Un des inconvénients de HTTP 1.1: quand le message HTTP est envoyé avec un en-tête Content-Length d'une taille particulière, on ne peut pas l'interrompre facilement. Bien sûr vous pouvez toujours terminer la session TCP mais cela a un coût: renégocier le handshake TCP.
Une meilleure solution serait simplement d'interrompre le message et en démarrer un nouveau. Cela peut se faire en http2 avec la trame RST_STREAM qui permet d'éviter de gâcher de la bande passante et de terminer des connexion TCP.
Cette fonctionnalité est aussi connue comme "cache push". Cas typique: un client demande une ressource X au serveur, le serveur sait qu'en général ce client aura besoin de la ressource Z par la suite et la lui envoie sans que le client l'ait demandée. Cela aide le client à mettre Z dans son cache pour qu'elle soit disponible quand il en aura besoin.
Le Push Serveur (Server Push) doit être explicitement autorisée par le client et, quand bien même le client l'autorise, ce dernier se réserve le droit de terminer un flux "poussé" avec un RST_STREAM.
Chaque flux individuel en http2 a sa propre fenêtre de flux annoncée que l'autre extrémité du flux peut utiliser pour envoyer des données.

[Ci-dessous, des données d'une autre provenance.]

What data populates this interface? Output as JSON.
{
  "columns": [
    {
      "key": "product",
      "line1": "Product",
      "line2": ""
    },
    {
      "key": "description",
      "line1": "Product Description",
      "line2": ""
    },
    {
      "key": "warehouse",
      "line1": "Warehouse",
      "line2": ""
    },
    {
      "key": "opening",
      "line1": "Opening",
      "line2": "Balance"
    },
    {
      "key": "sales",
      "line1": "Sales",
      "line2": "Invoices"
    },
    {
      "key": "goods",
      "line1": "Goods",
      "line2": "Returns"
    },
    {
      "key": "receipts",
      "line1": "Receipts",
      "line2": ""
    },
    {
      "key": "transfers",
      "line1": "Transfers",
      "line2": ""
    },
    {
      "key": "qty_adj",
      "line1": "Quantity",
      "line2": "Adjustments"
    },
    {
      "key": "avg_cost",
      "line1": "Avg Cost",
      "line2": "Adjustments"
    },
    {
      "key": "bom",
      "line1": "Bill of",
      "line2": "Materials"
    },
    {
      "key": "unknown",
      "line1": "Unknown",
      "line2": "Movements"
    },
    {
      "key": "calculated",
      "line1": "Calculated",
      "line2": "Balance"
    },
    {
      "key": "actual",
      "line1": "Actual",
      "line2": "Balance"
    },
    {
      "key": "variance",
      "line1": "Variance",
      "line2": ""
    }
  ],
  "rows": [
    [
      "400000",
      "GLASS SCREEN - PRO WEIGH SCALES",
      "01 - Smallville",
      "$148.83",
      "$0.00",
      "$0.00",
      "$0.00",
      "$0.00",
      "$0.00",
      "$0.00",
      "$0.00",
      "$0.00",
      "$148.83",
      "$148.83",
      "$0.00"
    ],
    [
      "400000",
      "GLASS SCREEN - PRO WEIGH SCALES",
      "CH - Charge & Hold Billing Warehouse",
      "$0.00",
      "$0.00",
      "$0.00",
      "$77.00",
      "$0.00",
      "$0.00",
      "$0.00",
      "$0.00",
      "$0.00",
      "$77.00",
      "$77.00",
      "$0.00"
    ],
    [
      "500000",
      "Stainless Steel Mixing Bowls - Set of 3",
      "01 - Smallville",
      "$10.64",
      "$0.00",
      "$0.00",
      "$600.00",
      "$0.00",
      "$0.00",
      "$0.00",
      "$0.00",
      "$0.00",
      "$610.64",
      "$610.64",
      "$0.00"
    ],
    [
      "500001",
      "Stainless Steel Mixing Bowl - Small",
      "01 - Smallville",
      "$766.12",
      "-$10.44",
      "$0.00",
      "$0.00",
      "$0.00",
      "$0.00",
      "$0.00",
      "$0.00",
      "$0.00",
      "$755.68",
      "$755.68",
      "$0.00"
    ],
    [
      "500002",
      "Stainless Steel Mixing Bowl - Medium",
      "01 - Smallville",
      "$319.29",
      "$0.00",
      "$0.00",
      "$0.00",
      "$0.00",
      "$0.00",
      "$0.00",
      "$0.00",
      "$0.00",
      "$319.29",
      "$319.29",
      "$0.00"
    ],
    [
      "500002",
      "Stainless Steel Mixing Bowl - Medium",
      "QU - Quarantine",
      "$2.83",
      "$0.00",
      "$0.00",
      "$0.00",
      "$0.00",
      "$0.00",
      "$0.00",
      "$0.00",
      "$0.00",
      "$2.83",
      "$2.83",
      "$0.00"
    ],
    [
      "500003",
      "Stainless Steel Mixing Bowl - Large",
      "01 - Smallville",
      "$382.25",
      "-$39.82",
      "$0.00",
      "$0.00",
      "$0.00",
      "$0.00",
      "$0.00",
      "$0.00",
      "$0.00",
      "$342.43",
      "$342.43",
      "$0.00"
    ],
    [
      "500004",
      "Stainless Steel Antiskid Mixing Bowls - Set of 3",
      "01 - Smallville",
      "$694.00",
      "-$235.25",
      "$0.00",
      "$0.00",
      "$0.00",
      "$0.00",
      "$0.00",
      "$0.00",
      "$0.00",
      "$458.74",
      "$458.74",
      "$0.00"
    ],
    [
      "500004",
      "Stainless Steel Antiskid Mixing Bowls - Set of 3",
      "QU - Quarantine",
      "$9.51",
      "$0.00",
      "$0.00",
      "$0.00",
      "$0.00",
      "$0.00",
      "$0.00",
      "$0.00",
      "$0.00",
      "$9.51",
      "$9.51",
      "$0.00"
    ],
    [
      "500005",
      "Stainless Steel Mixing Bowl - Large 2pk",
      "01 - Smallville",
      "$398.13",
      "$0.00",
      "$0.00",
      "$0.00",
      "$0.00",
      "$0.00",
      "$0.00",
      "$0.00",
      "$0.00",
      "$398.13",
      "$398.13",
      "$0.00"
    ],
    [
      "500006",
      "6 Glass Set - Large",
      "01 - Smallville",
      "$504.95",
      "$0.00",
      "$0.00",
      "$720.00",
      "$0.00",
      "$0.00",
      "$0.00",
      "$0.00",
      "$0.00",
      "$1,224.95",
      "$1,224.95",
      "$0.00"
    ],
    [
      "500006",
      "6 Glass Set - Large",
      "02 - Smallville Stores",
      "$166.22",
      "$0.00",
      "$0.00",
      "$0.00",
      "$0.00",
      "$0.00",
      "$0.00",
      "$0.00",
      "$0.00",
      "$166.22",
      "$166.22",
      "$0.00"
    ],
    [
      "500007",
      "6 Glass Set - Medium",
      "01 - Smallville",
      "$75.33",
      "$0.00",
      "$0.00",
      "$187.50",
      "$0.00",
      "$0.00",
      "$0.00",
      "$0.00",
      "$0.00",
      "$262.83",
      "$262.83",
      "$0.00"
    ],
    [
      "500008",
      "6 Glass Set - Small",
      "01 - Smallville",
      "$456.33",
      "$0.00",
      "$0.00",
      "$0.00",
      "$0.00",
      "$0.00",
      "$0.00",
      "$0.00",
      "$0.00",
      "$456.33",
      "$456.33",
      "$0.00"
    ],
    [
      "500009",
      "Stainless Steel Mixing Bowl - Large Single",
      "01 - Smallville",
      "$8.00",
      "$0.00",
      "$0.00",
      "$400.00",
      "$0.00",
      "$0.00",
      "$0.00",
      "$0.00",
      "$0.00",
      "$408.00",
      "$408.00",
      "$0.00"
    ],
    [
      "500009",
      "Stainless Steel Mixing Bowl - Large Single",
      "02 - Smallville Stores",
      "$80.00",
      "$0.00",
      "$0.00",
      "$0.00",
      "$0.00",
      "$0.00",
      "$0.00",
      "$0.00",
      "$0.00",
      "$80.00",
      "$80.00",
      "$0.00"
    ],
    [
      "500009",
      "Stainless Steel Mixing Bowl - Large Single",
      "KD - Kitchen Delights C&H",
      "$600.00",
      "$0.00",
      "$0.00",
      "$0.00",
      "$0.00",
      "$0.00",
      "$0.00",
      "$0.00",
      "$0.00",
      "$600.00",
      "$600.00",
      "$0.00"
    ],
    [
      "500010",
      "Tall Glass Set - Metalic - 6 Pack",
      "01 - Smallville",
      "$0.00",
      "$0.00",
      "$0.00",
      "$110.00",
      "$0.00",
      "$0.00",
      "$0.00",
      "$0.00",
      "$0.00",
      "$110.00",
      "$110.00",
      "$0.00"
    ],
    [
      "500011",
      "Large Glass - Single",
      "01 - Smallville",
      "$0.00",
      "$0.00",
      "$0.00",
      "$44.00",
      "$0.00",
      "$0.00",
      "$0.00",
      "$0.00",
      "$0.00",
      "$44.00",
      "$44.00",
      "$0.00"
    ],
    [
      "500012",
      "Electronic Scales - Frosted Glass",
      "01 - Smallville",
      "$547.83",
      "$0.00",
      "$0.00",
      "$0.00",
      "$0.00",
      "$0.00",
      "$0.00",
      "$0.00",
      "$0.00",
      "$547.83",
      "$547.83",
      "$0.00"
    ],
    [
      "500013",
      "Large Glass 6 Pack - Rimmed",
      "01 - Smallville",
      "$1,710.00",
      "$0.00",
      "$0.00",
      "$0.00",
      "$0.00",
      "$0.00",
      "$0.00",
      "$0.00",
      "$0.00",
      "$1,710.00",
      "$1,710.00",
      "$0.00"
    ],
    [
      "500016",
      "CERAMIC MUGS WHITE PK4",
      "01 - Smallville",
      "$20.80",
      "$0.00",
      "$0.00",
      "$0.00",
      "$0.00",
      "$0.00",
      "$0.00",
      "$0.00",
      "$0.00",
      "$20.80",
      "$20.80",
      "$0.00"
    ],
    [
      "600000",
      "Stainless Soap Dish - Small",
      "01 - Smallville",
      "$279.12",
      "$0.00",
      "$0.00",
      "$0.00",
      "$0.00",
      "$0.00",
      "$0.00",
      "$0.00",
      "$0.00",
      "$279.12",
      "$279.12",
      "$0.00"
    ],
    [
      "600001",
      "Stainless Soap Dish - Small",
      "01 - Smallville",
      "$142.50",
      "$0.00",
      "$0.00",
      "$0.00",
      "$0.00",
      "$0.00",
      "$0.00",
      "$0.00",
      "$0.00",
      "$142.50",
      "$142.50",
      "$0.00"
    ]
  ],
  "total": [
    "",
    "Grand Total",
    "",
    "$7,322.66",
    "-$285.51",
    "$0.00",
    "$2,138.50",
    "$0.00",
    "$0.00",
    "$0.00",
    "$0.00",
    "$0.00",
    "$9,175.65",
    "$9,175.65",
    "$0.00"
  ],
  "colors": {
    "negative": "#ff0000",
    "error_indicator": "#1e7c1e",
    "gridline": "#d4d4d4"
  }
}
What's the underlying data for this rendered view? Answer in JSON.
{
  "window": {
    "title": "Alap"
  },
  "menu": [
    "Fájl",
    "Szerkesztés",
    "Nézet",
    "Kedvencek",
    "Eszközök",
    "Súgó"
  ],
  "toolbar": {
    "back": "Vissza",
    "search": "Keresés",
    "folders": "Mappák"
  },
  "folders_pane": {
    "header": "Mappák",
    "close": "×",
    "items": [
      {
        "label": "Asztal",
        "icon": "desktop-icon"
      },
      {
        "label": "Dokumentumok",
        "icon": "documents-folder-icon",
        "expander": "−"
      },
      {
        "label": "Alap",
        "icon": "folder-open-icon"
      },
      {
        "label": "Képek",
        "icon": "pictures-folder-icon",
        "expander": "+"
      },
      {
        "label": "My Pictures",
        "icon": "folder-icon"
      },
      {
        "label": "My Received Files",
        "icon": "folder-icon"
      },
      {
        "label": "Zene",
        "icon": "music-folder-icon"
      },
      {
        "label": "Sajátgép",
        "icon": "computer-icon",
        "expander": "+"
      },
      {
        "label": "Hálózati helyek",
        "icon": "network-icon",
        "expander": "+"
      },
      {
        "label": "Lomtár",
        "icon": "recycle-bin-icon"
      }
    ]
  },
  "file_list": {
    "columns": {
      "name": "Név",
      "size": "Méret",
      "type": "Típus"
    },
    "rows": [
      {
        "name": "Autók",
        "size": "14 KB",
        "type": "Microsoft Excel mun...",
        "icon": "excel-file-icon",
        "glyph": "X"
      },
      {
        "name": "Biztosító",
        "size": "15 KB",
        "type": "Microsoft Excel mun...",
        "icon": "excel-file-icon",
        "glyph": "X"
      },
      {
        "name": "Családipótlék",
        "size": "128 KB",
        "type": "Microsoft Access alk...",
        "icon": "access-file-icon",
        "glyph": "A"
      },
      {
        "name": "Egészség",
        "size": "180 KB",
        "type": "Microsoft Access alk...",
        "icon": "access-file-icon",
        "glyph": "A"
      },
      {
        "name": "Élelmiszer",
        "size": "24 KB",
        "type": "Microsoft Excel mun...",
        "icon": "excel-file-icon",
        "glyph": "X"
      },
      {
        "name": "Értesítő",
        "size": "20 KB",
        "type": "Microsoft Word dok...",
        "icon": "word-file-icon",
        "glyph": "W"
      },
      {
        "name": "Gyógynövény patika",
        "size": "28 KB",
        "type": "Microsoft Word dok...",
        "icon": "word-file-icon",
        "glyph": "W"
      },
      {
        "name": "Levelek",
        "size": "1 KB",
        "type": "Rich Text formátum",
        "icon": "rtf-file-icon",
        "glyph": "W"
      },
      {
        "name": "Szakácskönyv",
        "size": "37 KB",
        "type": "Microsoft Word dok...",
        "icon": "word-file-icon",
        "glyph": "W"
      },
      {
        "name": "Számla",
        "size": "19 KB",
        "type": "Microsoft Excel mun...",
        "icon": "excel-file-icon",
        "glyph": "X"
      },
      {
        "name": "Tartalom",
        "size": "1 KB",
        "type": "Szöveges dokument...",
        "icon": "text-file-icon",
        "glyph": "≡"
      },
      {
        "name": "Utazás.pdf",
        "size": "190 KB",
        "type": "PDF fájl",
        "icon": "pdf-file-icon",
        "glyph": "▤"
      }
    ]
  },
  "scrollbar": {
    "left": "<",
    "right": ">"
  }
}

Si vous savez comment SSH fonctionne, le principe est très similaire.
Pour chaque flux, les deux extrémités doivent indiquer qu'ils ont davantage de place pour accepter des données supplémentaires, l'autre extrémité est autorisée à envoyer ce volume de données uniquement jusqu'à l'extension de la fenêtre. Seules les trames DATA (données) bénéficient du contrôle de flux.